Facebook, Instagram, Snapchat ou linkedin sont des réseaux sociaux dont vous avez forcément entendu parler. Une étude menée par CREDOC nous montre l’importante utilisation d’internet et des réseaux sociaux :

– 3,81 milliards d’internautes, soit 51% de la population mondiale (avril 2017).
– 2,91 milliards d’inscrits sur les réseaux sociaux, soit 39% de la population mondiale.

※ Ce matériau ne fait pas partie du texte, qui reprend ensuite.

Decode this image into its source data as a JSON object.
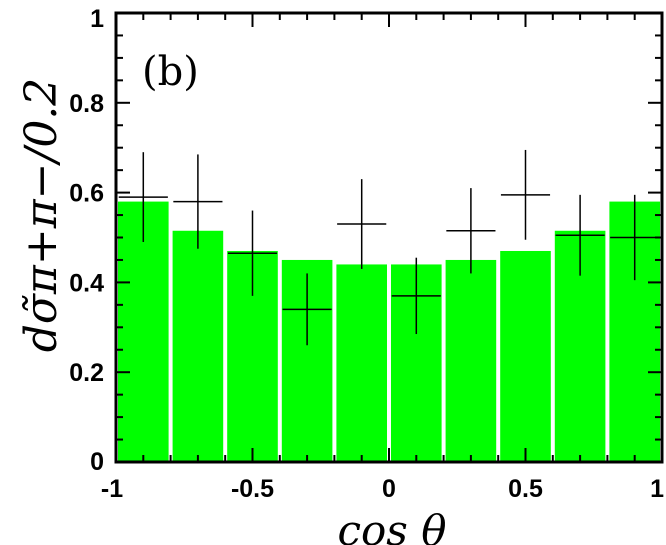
{
  "chart_data": {
    "type": "bar",
    "panel_label": "(b)",
    "xlabel": "cos θ",
    "ylabel": "dσ̃π+π−/0.2",
    "xlim": [
      -1,
      1
    ],
    "ylim": [
      0,
      1
    ],
    "x_ticks": [
      "-1",
      "-0.5",
      "0",
      "0.5",
      "1"
    ],
    "y_ticks": [
      "0",
      "0.2",
      "0.4",
      "0.6",
      "0.8",
      "1"
    ],
    "bar_color": "#00ff00",
    "bins": [
      [
        -1.0,
        -0.8
      ],
      [
        -0.8,
        -0.6
      ],
      [
        -0.6,
        -0.4
      ],
      [
        -0.4,
        -0.2
      ],
      [
        -0.2,
        0.0
      ],
      [
        0.0,
        0.2
      ],
      [
        0.2,
        0.4
      ],
      [
        0.4,
        0.6
      ],
      [
        0.6,
        0.8
      ],
      [
        0.8,
        1.0
      ]
    ],
    "series": [
      {
        "values": [
          0.58,
          0.515,
          0.47,
          0.45,
          0.44,
          0.44,
          0.45,
          0.47,
          0.515,
          0.58
        ]
      },
      {
        "x": [
          -0.9,
          -0.7,
          -0.5,
          -0.3,
          -0.1,
          0.1,
          0.3,
          0.5,
          0.7,
          0.9
        ],
        "values": [
          0.59,
          0.58,
          0.465,
          0.34,
          0.53,
          0.37,
          0.515,
          0.595,
          0.505,
          0.5
        ],
        "yerr": [
          0.1,
          0.105,
          0.095,
          0.08,
          0.1,
          0.085,
          0.095,
          0.1,
          0.09,
          0.095
        ]
      }
    ]
  }
}
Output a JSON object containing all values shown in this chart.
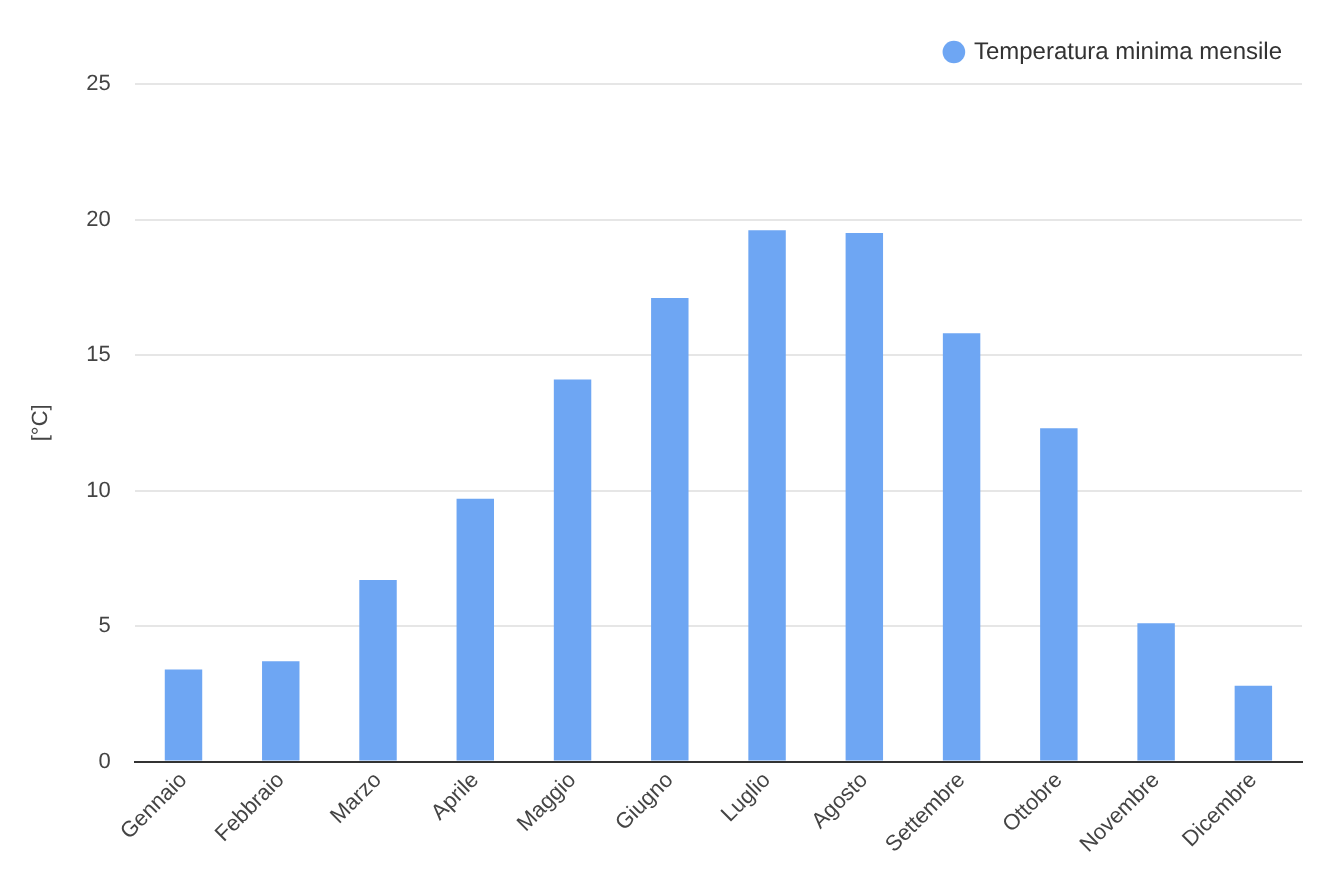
{
  "chart_data": {
    "type": "bar",
    "ylabel": "[°C]",
    "categories": [
      "Gennaio",
      "Febbraio",
      "Marzo",
      "Aprile",
      "Maggio",
      "Giugno",
      "Luglio",
      "Agosto",
      "Settembre",
      "Ottobre",
      "Novembre",
      "Dicembre"
    ],
    "series": [
      {
        "name": "Temperatura minima mensile",
        "color": "#6ea6f3",
        "values": [
          3.4,
          3.7,
          6.7,
          9.7,
          14.1,
          17.1,
          19.6,
          19.5,
          15.8,
          12.3,
          5.1,
          2.8
        ]
      }
    ],
    "ylim": [
      0,
      25
    ],
    "yticks": [
      0,
      5,
      10,
      15,
      20,
      25
    ],
    "grid": "y",
    "legend": "top right"
  }
}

En France, l’usage d’internet et des réseaux sociaux est aussi très marqué :

– En moyenne, on passe 18 heures par semaine sur Internet
– 60% des Français ont effectué au moins un achat en ligne en 2016
– 25% utilisent Internet pour leur recherche d’emploi
– 56% sont inscrits sur au moins un réseau social
– En moyenne, on passe 1h16 par jour sur les réseaux sociaux

Internet et les réseaux sociaux sont donc aujourd’hui incontournables que ce soit à titre privé ou professionnel.

Oui, mais quel est l’intérêt pour ma société ?

Il est vrai que pour certaines personnes, l’utilisation d’internet, des réseaux sociaux et l’entreprise ne vont pas encore de pair. Cependant, il devient aujourd’hui primordial pour une entreprise d’être présente sur la toile et notamment sur les réseaux sociaux. Outre des fins publicitaires ou commerciales, il est intéressant de faire ce que l’on appelle de l’Inbound Marketing (Cf : Voir « 4 raisons de faire de l’Inbound marketing »). L’Inbound marketing consiste à attirer les internautes grâce aux partages de contenus attrayants et de qualité.

L’Inbound marketing et notamment l’utilisation des réseaux sociaux ont déjà montré leur efficacité. Beaucoup d’entreprises utilisent les réseaux sociaux pour créer une valeur ajoutée et donc développer leur image de marque. Le principal avantage de cette nouvelle stratégie digitale va être de renforcer la relation avec vos clients. Plus à l’écoute, vos clients apprécieront les démarches de qualité non orientée sur le business.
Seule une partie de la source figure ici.